Posted by Dan Arndt
Back in April I spent a morning out at a local Sharp-tailed Grouse lek sitting in a blind with some great company. In order to make the minimum disturbance to the birds during their courtship displays, we left Calgary at just after 4:30am, and made it into the blind just as the action was getting started.
In the early light, the males were establishing their territories on the lek and getting ready to defend them, while the females looked around to see who had the best, biggest, or most appealing area on the lek.
The males would strut around and dance and display, and every time one of the few females would walk by, the males would face off, often the same two in a challenge for who would be the one to get this mate this year.
As the displays continued into the morning hours, the number of males seemed to swell, with pairs splitting off to face off for the next few hours, sometimes splitting up briefly, but quickly returning to their chosen rival to test their mettle.

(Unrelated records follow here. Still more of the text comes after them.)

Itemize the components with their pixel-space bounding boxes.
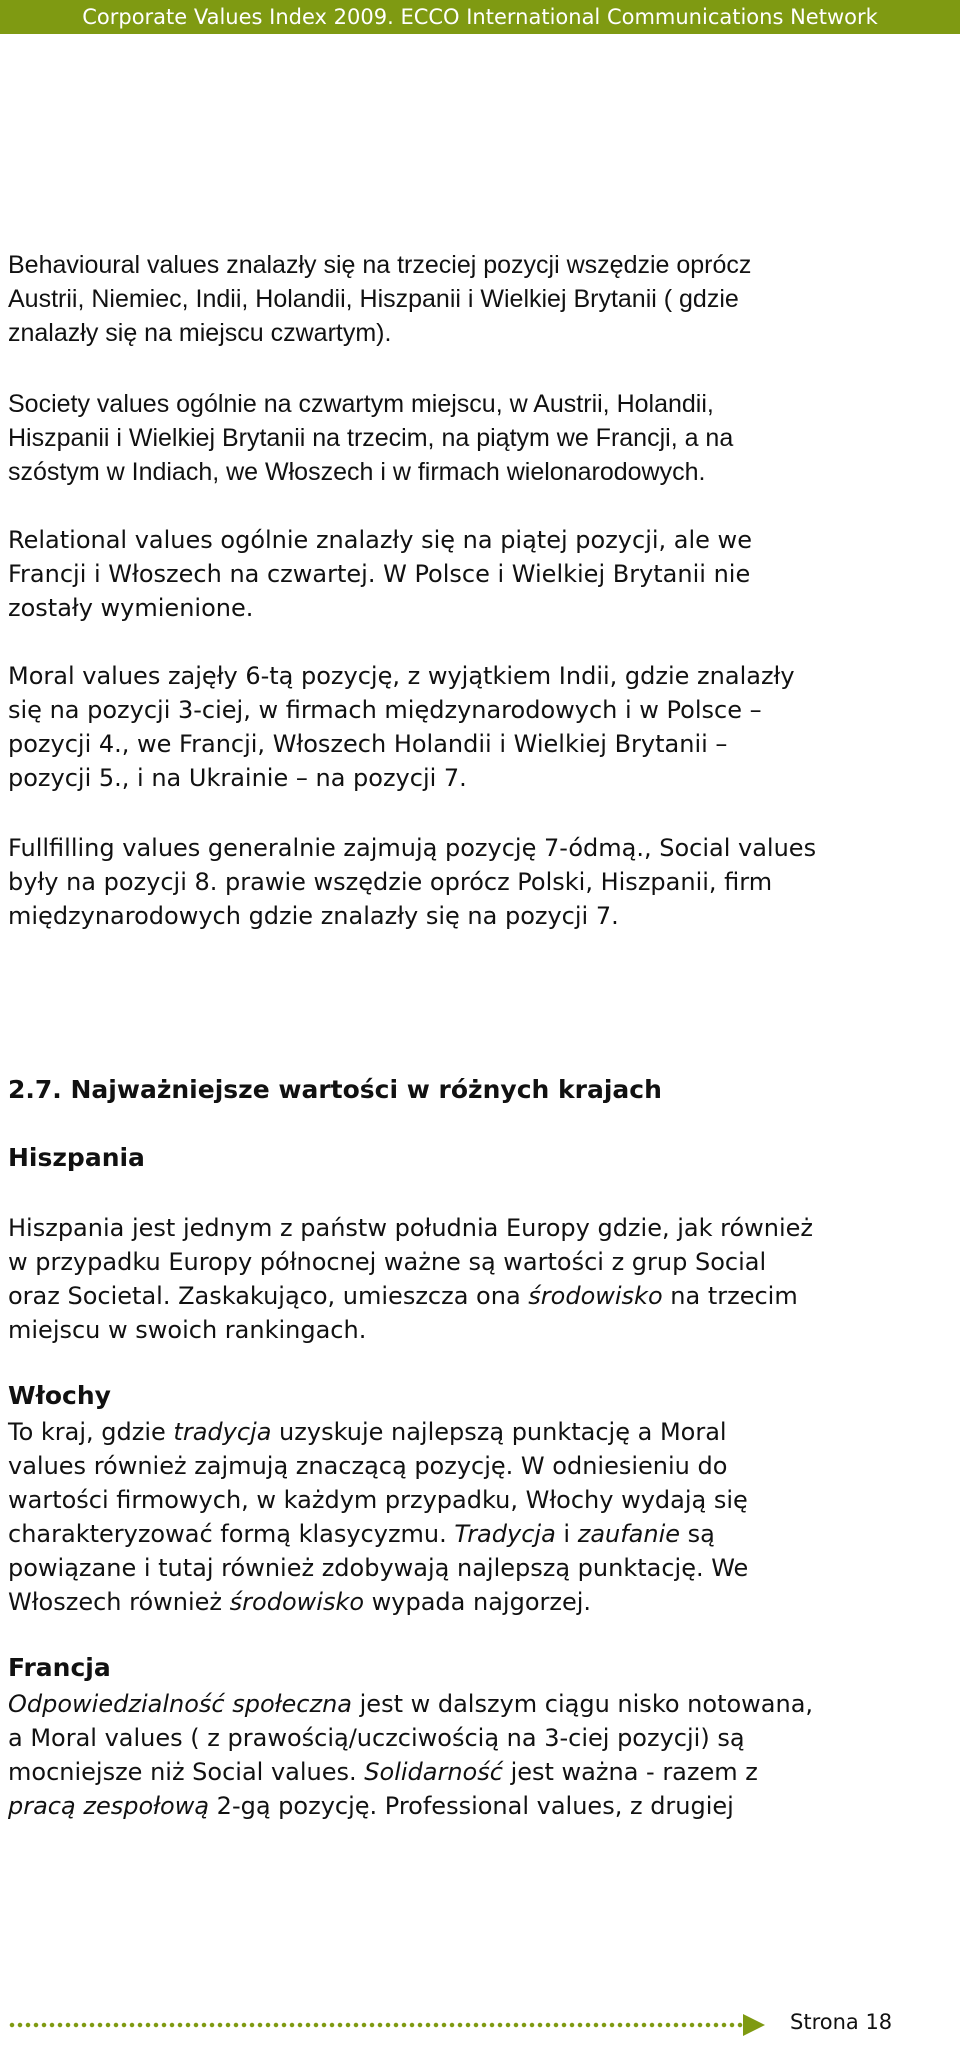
page-header: [0, 0, 960, 34]
text-line: wartości firmowych, w każdym przypadku, Włochy wydają się: [8, 1486, 748, 1514]
header-title: Corporate Values Index 2009. ECCO International Communications Network: [82, 5, 878, 29]
text-line: Francji i Włoszech na czwartej. W Polsce i Wielkiej Brytanii nie: [8, 560, 751, 588]
text-line: pozycji 4., we Francji, Włoszech Holandii i Wielkiej Brytanii –: [8, 730, 728, 758]
text-line: Behavioural values znalazły się na trzeciej pozycji wszędzie oprócz: [8, 251, 752, 279]
text-line: Hiszpanii i Wielkiej Brytanii na trzecim, na piątym we Francji, a na: [8, 424, 734, 452]
country-heading-italy: Włochy: [8, 1381, 111, 1410]
text-line: w przypadku Europy północnej ważne są wartości z grup Social: [8, 1248, 767, 1276]
text-line: Moral values zajęły 6-tą pozycję, z wyjątkiem Indii, gdzie znalazły: [8, 662, 795, 690]
text-line: się na pozycji 3-ciej, w firmach międzynarodowych i w Polsce –: [8, 696, 762, 724]
text-line: pozycji 5., i na Ukrainie – na pozycji 7.: [8, 764, 467, 792]
text-line: a Moral values ( z prawością/uczciwością na 3-ciej pozycji) są: [8, 1724, 745, 1752]
text-line: Fullfilling values generalnie zajmują pozycję 7-ódmą., Social values: [8, 834, 817, 862]
text-line: Hiszpania jest jednym z państw południa Europy gdzie, jak również: [8, 1214, 814, 1242]
footer-arrow-icon: [743, 2014, 765, 2036]
text-line: powiązane i tutaj również zdobywają najlepszą punktację. We: [8, 1554, 749, 1582]
text-line: Austrii, Niemiec, Indii, Holandii, Hiszpanii i Wielkiej Brytanii ( gdzie: [8, 285, 739, 313]
footer-dotted-line: [8, 2022, 743, 2028]
text-line: były na pozycji 8. prawie wszędzie oprócz Polski, Hiszpanii, firm: [8, 868, 773, 896]
text-line: znalazły się na miejscu czwartym).: [8, 319, 392, 347]
text-line: międzynarodowych gdzie znalazły się na pozycji 7.: [8, 902, 619, 930]
text-line: Society values ogólnie na czwartym miejscu, w Austrii, Holandii,: [8, 390, 714, 418]
text-line: miejscu w swoich rankingach.: [8, 1316, 367, 1344]
text-line: values również zajmują znaczącą pozycję. W odniesieniu do: [8, 1452, 728, 1480]
page-number: Strona 18: [790, 2010, 893, 2034]
text-line: charakteryzować formą klasycyzmu. Tradycja i zaufanie są: [8, 1520, 715, 1548]
text-line: Włoszech również środowisko wypada najgorzej.: [8, 1588, 592, 1616]
text-line: mocniejsze niż Social values. Solidarność jest ważna - razem z: [8, 1758, 758, 1786]
text-line: oraz Societal. Zaskakująco, umieszcza ona środowisko na trzecim: [8, 1282, 798, 1310]
text-line: szóstym w Indiach, we Włoszech i w firmach wielonarodowych.: [8, 458, 706, 486]
section-heading: 2.7. Najważniejsze wartości w różnych krajach: [8, 1075, 662, 1104]
country-heading-france: Francja: [8, 1653, 111, 1682]
text-line: Relational values ogólnie znalazły się na piątej pozycji, ale we: [8, 526, 752, 554]
text-line: zostały wymienione.: [8, 594, 254, 622]
text-line: pracą zespołową 2-gą pozycję. Professional values, z drugiej: [8, 1792, 734, 1820]
text-line: To kraj, gdzie tradycja uzyskuje najlepszą punktację a Moral: [8, 1418, 727, 1446]
country-heading-spain: Hiszpania: [8, 1143, 145, 1172]
text-line: Odpowiedzialność społeczna jest w dalszym ciągu nisko notowana,: [8, 1690, 814, 1718]
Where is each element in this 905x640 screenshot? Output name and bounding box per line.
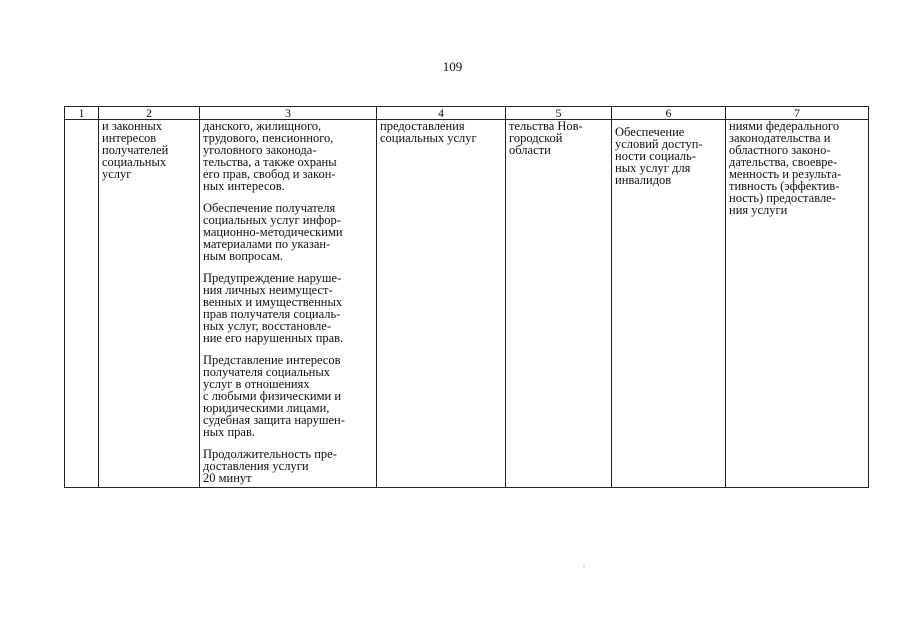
cell-text-col2: и законных интересов получателей социальных услуг (102, 119, 169, 181)
table-cell-col1 (65, 120, 99, 488)
table-cell-col5 (506, 120, 612, 488)
column-header-2: 2 (99, 107, 200, 120)
cell-text-col7: ниями федерального законодательства и областного законо- дательства, своевре- менность и результа- тивность (эффектив- ность) предоставле- ния услуги (729, 119, 842, 217)
column-header-3: 3 (200, 107, 377, 120)
table-cell-col6 (612, 120, 726, 488)
cell-text-col5: тельства Нов- городской области (509, 119, 583, 157)
column-header-7: 7 (726, 107, 869, 120)
table-cell-col7 (726, 120, 869, 488)
service-description-paragraph: Представление интересов получателя социальных услуг в отношениях с любыми физическими и юридическими лицами, судебная защита нарушен- ных прав. (203, 353, 345, 439)
service-description-paragraph: Обеспечение получателя социальных услуг инфор- мационно-методическими материалами по указан- ным вопросам. (203, 201, 343, 263)
service-duration-paragraph: Продолжительность пре- доставления услуги 20 минут (203, 447, 337, 485)
table-cell-col4 (377, 120, 506, 488)
cell-text-col4: предоставления социальных услуг (380, 119, 477, 145)
scan-speck (583, 566, 585, 567)
services-table (64, 106, 869, 488)
service-description-paragraph: Предупреждение наруше- ния личных неимущест- венных и имущественных прав получателя социаль- ных услуг, восстановле- ние его нарушенных прав. (203, 271, 344, 345)
column-header-6: 6 (612, 107, 726, 120)
header-row (65, 107, 869, 120)
column-header-1: 1 (65, 107, 99, 120)
page-number: 109 (442, 59, 463, 74)
service-description-paragraph: данского, жилищного, трудового, пенсионного, уголовного законода- тельства, а также охраны его прав, свобод и закон- ных интересов. (203, 119, 337, 193)
table-cell-col3 (200, 120, 377, 488)
table-row (65, 120, 869, 488)
column-header-5: 5 (506, 107, 612, 120)
column-header-4: 4 (377, 107, 506, 120)
table-cell-col2 (99, 120, 200, 488)
cell-text-col6: Обеспечение условий доступ- ности социаль- ных услуг для инвалидов (615, 125, 703, 187)
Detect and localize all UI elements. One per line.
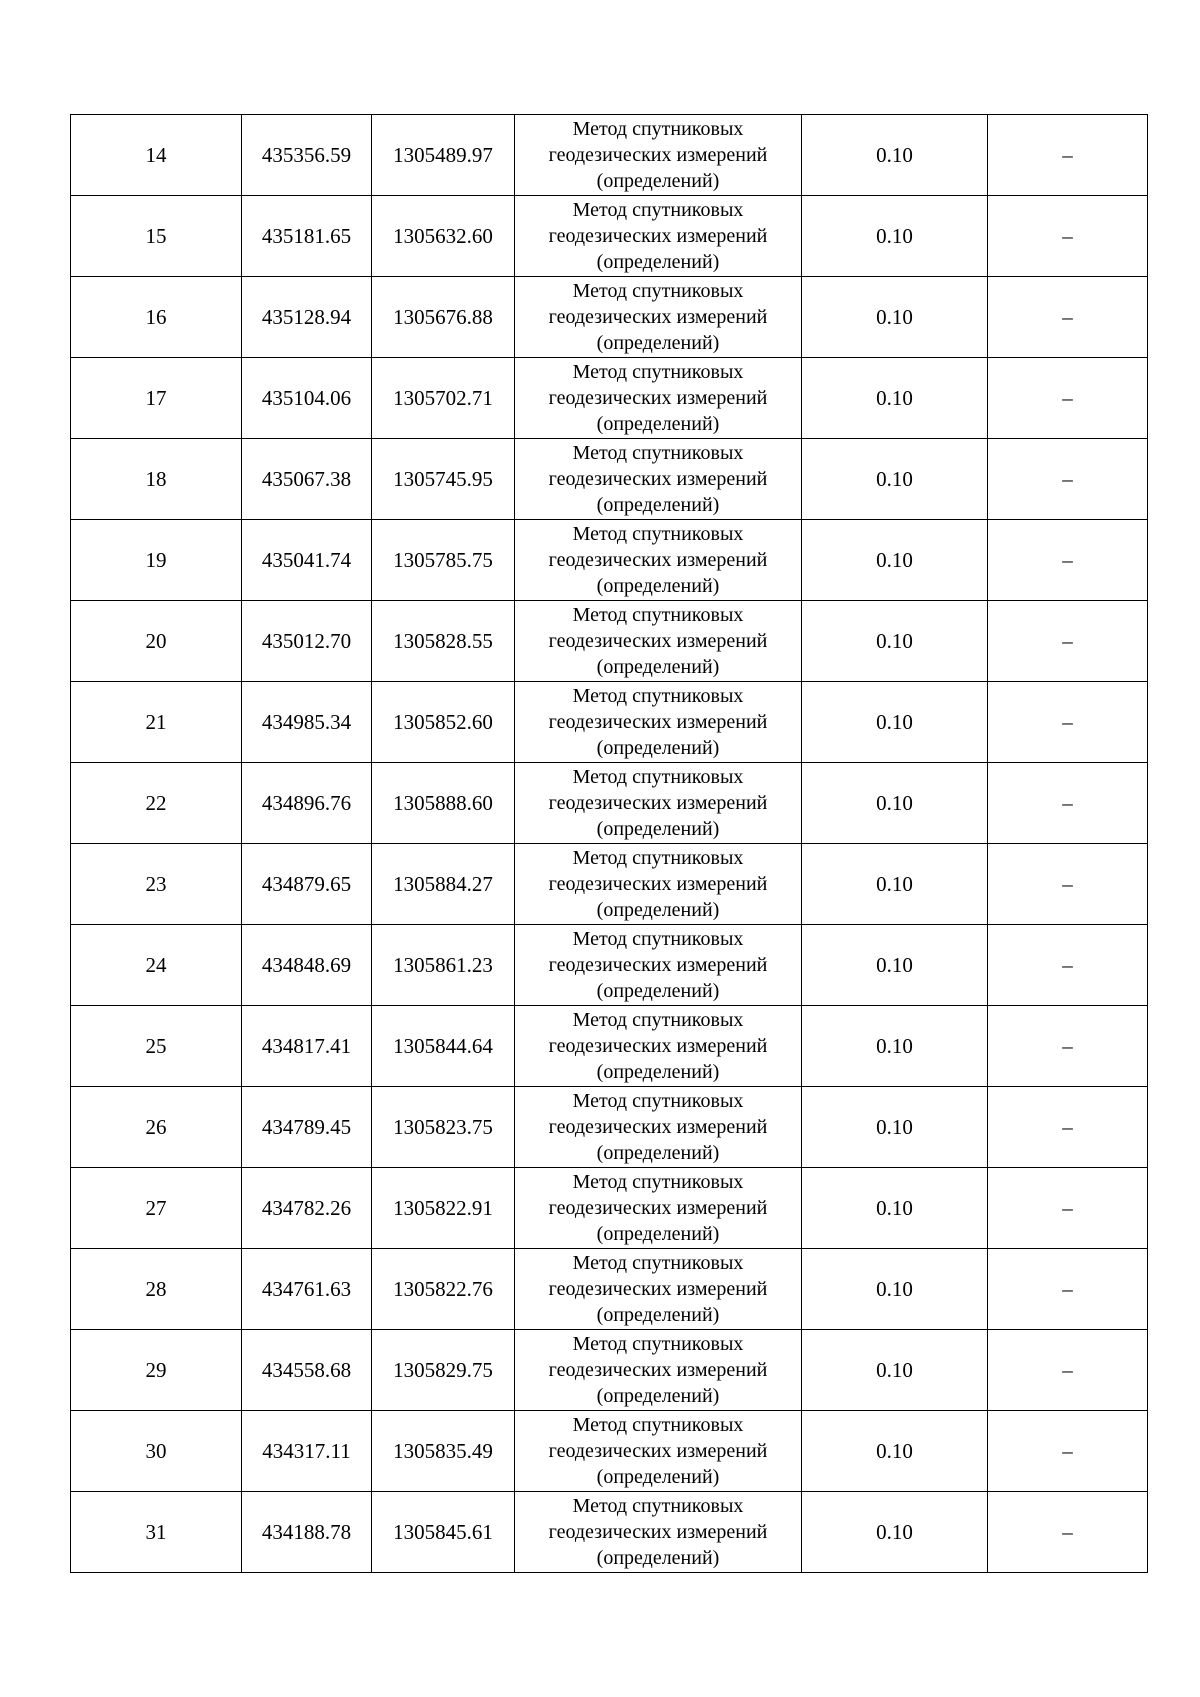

It wasn’t until quite late in the morning (relative to when we woke up!) that things really began to come to blows. Note in a few of these photos, one of the grouse has a mouthful of feathers. It seems quite straight forward that removing the colorful or distinct plumage from another male might reduce his chances of impressing a female.
As the morning progressed, the battles became fewer and further between, all to the chagrin of one of the females looking on. Some birds are just not easily impressed at all!
Thanks as always for reading, and good birding!